Having had almost a month to bash it around, I’m going to write about BlackBerry 10 at length this week. Spoiler alert: It’s not going to be pretty. Everything that has put the product and the company behind the proverbial 8-ball is still firmly in place. No cohesive user experience, no sense of attention to detail, and an obvious (and at this point in the game, distressing) lack of any sort of “Human Interface” oversight structure. Like everything else that has come out of the Waterloo foundry over the last decade, the design philosophy seems to be based on “Wow, keen, look what we can do!” and not “What do users want – and need – to do?”
Yes, I know. This is getting repetitive. So for those of you with short attention spans, I can sum up all of the problems that are mostly likely going to consign the BB10 – and the company – to the scrap heap with one screen shot:
Here we are, reading an email in the much vaunted “BlackBerry Hub”. The Hub is, quite frankly, a really good idea. All of your dynamic communications, in one convenient yet unlike-Android-not-totally-intrusive place. So far so good. But look at the screen. Do you see a screen button to move to the next message in this email account? Nope. Is there perhaps a gesture to flip to the next (or previous) message? Again, nope. You have to pop back to the hub every time, then select the next message. It’s just one tap … but it is an intrusive and annoying tap that you do over and over until you say “What the fuck were they thinking here?”

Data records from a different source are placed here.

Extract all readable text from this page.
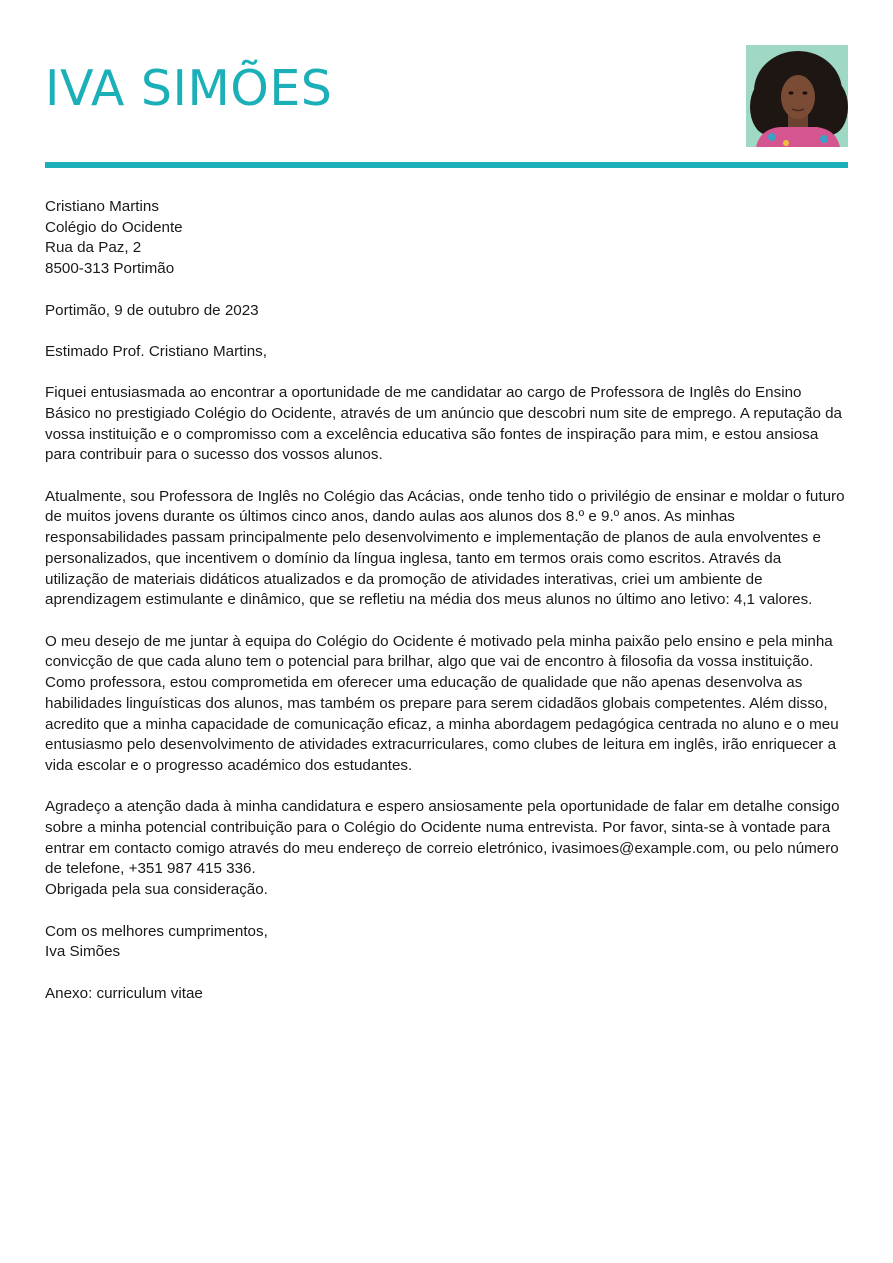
IVA SIMÕES
Cristiano Martins
Colégio do Ocidente
Rua da Paz, 2
8500-313 Portimão

Portimão, 9 de outubro de 2023

Estimado Prof. Cristiano Martins,

Fiquei entusiasmada ao encontrar a oportunidade de me candidatar ao cargo de Professora de Inglês do Ensino Básico no prestigiado Colégio do Ocidente, através de um anúncio que descobri num site de emprego. A reputação da vossa instituição e o compromisso com a excelência educativa são fontes de inspiração para mim, e estou ansiosa para contribuir para o sucesso dos vossos alunos.

Atualmente, sou Professora de Inglês no Colégio das Acácias, onde tenho tido o privilégio de ensinar e moldar o futuro de muitos jovens durante os últimos cinco anos, dando aulas aos alunos dos 8.º e 9.º anos. As minhas responsabilidades passam principalmente pelo desenvolvimento e implementação de planos de aula envolventes e personalizados, que incentivem o domínio da língua inglesa, tanto em termos orais como escritos. Através da utilização de materiais didáticos atualizados e da promoção de atividades interativas, criei um ambiente de aprendizagem estimulante e dinâmico, que se refletiu na média dos meus alunos no último ano letivo: 4,1 valores.

O meu desejo de me juntar à equipa do Colégio do Ocidente é motivado pela minha paixão pelo ensino e pela minha convicção de que cada aluno tem o potencial para brilhar, algo que vai de encontro à filosofia da vossa instituição. Como professora, estou comprometida em oferecer uma educação de qualidade que não apenas desenvolva as habilidades linguísticas dos alunos, mas também os prepare para serem cidadãos globais competentes. Além disso, acredito que a minha capacidade de comunicação eficaz, a minha abordagem pedagógica centrada no aluno e o meu entusiasmo pelo desenvolvimento de atividades extracurriculares, como clubes de leitura em inglês, irão enriquecer a vida escolar e o progresso académico dos estudantes.

Agradeço a atenção dada à minha candidatura e espero ansiosamente pela oportunidade de falar em detalhe consigo sobre a minha potencial contribuição para o Colégio do Ocidente numa entrevista. Por favor, sinta-se à vontade para entrar em contacto comigo através do meu endereço de correio eletrónico, ivasimoes@example.com, ou pelo número de telefone, +351 987 415 336.

Obrigada pela sua consideração.

Com os melhores cumprimentos,
Iva Simões

Anexo: curriculum vitae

Is it a big thing? No, of course not. But it gets in the way, and eventually things that get in the way pile up until they are a full-fledged roadblock. Listen: The best small-screen computers have a design that lets them disappear as you work. The feeling is that it is just you and your data, and the device itself sort of fades into the background. It’s a wonderful experience … and one that you will never have if you grit your teeth and mutter “What the fuck” every time you pick up the device. And sadly, it didn’t have to be this way – like the dozens of other little things done wrong, it’s something that should have been caught, vetted, and smoothed over as the OS as it lurched towards release.
If you want a more detailed tour of the places where the new BlackBerry gets caught in the morass of the “old RIM” mindset, keep reading over the next few days. Otherwise you might want to skip any articles this week that have “BlackBerry” in the title, especially if – like me – you used to be a fan of the company. Because it irks. A lot.